Cronaca / Lecco città
Lunedì 13 Aprile 2020
«Conte sbaglia tutto
Così danneggia
il Sistema Italia»
Confindustria Lecco Riva contro l'annuncio del Venerdì Santo. «Le imprese non si accendono schiacciando un bottone»
Contenuti e modalità sbagliati: Confindustria si scaglia contro il premier Giuseppe Conte e la decisione di tirare dritto con la serrata (semi) totale fino al 3 maggio, oltre che con le tempistiche del messaggio alla Nazione, giudicate ancora sbagliate.
Sono durissime le dichiarazioni con cui il presidente degli industriali di Lecco e Sondrio, Lorenzo Riva, ha commentato la proroga della chiusura annunciata dal presidente del Consiglio venerdì in diretta tv all’ora di cena Conte ha spiegato che non è possibile secondo il Comitato tecnico scientifico allentare le misure restrittive in atto.
Le preoccupazioni
Preoccupati dalle festività pasquali, dalla gita fuori porta del lunedì dell’Angelo e dal ponte del Primo maggio, le istituzioni hanno dunque deciso di provare a tenere alta l’attenzione della popolazione, che da qualche giorno (da quando si è iniziato a spiegare che il picco era stato raggiunto) sembra essersi un po’ rilassata. Si notano in circolazione molte più persone rispetto a qualche giorno fa: tanti sono giustificati, ma molti (come dimostrano sanzioni e denunce) non lo sono.
Così, dati alla mano, il premier ha deciso di allentare solo un poco la stretta sulle attività economiche: da martedì una manciata di realtà potrà tornare ad operare (in Lombardia però la Regione ha deciso per una linea ancora più restrittiva, per cui ad esempio librerie e cartolerie resteranno chiuse), ma tra queste non ci sono le aziende manifatturiere, che rappresentano la colonna vertebrale della Lombardia e del Lecchese in modo particolare.
L’ossigeno, quindi, continuerà a mancare alla maggior parte di esse, con i rischi di cui ormai si parla da giorni e il timore che i danni – già pesantissimi - diventino irreversibili.

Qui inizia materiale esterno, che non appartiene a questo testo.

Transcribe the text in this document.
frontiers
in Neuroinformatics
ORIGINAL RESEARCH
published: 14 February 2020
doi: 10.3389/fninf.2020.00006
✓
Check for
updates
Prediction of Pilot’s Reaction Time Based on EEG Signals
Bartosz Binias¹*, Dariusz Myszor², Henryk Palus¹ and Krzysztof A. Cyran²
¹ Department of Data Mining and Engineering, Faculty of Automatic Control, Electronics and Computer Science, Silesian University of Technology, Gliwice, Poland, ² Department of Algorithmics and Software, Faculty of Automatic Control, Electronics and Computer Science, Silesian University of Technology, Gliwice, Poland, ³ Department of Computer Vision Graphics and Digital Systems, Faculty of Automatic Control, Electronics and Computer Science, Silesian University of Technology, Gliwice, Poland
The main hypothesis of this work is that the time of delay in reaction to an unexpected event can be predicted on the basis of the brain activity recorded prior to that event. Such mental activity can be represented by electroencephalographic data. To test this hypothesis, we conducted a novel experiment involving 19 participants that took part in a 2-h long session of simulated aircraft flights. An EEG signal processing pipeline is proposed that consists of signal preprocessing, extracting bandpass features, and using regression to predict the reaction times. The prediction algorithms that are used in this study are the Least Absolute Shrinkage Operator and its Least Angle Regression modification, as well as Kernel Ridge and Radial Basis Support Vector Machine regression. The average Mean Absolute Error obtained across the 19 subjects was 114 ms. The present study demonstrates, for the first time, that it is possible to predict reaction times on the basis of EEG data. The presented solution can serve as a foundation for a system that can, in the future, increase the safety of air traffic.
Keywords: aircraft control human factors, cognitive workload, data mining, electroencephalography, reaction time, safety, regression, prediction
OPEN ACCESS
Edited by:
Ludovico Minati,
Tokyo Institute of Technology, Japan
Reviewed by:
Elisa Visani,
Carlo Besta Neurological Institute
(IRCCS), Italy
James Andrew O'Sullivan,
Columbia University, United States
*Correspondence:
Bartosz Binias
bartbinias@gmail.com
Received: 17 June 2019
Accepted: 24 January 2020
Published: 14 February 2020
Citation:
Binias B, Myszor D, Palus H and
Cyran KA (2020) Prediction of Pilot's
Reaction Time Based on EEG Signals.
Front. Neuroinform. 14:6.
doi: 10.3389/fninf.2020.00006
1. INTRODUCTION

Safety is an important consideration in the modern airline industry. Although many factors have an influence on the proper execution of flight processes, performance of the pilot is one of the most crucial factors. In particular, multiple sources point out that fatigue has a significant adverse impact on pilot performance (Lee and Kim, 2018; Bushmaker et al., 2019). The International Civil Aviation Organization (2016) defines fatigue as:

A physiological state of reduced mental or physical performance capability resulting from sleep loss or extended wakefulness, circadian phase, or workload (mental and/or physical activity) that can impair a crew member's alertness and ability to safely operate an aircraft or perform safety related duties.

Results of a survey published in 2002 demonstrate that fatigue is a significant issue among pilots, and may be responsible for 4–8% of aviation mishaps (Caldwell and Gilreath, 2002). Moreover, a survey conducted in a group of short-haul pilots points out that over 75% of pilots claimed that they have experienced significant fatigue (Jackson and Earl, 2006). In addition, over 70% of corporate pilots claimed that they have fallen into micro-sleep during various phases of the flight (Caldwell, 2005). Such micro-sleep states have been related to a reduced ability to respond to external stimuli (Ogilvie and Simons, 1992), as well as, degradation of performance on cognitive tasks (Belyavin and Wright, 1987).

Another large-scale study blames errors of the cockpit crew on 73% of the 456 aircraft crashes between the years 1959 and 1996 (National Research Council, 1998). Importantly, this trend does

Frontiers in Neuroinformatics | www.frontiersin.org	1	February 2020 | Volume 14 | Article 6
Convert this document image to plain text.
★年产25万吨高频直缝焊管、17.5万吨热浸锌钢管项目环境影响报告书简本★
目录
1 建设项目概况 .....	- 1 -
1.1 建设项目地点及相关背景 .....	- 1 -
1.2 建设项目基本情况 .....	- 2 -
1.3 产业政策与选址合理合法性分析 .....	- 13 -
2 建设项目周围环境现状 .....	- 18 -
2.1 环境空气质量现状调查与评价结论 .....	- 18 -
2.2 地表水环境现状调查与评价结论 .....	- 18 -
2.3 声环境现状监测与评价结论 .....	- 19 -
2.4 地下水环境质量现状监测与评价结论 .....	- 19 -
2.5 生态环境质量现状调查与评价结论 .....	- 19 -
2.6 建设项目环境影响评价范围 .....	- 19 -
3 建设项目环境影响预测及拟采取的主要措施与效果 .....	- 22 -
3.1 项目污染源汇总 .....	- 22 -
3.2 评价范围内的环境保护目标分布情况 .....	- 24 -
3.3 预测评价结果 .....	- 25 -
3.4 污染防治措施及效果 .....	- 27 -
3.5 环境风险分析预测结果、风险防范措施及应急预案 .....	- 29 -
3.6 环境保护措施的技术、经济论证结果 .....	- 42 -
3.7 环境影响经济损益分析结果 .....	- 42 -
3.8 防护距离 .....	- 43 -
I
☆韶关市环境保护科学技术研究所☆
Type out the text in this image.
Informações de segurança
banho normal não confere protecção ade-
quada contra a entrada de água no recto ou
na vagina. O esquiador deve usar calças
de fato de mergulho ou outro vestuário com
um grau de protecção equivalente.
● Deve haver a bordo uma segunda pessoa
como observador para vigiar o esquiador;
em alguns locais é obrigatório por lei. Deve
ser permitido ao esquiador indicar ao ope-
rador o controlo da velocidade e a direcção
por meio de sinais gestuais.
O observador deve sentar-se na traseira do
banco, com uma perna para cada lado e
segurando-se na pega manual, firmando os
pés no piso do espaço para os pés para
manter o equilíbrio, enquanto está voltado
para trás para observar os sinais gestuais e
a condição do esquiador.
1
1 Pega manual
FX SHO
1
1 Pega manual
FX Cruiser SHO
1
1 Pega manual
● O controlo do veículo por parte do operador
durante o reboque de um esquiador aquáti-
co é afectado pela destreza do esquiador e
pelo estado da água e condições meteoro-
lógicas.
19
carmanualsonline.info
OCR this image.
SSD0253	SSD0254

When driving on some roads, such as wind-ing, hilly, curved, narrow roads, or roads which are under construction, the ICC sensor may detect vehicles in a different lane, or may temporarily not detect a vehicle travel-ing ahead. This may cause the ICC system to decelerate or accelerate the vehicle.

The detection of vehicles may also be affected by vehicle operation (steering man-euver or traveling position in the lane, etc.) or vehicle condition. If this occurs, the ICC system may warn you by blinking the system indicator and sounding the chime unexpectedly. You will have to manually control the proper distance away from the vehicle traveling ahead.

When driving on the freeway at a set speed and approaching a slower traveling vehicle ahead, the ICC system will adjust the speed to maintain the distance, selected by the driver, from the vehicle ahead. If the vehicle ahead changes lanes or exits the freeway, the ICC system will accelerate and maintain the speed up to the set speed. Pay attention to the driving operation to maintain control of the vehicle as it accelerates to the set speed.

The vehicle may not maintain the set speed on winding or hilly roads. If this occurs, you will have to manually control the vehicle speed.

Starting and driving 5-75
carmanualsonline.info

Di qui l’affondo di Lorenzo Riva, che però attacca in primo luogo modalità e tempistiche del messaggio. «Ancora prima dei contenuti del decreto, sono inammissibili i modi e i tempi nei quali si sceglie di comunicare alla cittadinanza e alle imprese decisioni così determinanti, nel mezzo di una crisi durissima che sta mettendo alla prova tutti noi – dichiara - Annunciare la sera del venerdì antecedente la Pasqua il prolungamento di misure restrittive dalle quali dipende non solo l’attività delle imprese, ma la vita delle nostre comunità e il futuro del Paese, denota una totale mancanza di rispetto. E ci fa anche capire fino a che punto la politica non abbia idea di cosa significhi gestire un’azienda, che non si può aprire e chiudere pigiando un interruttore, e di cosa succeda dentro le fabbriche. Per l’ennesima volta abbiamo la dimostrazione di quanto poco si conosca il sistema produttivo, che è il pilastro della nostra economia, e di quanto se ne sottostimi il valore».
I codici Ateco
La rabbia degli industriali, ben testimoniata da Lorenzo Riva, riguarda anche il balletto dei codici Ateco, che dallo scorso Dpcm sono diventati noti anche a chi di economia non mastica nulla o quasi. «Questa insensata agonia dei codici Ateco deve finire una volta per tutte – rincara - Abbiamo definito protocolli di sicurezza molto stringenti, condividendoli con le rappresentanze dei lavoratori; le aziende si sono impegnate ad applicarli e hanno dimostrato di saperlo fare, ma evidentemente si preferisce ignorarlo. L’unico vero parametro che deve essere tenuto in considerazione è quello dei protocolli di sicurezza: chi è in grado di garantirne l’applicazione rigorosa deve poter riaprire subito. Se fermare la pandemia e salvaguardare la salute delle persone è l’obiettivo di tutti, e noi imprenditori checché se ne dica siamo i primi ad avere a cuore i nostri collaboratori, allora prendiamo come punto di riferimento le pratiche che ci consentono di farlo e smettiamola di criminalizzare le imprese».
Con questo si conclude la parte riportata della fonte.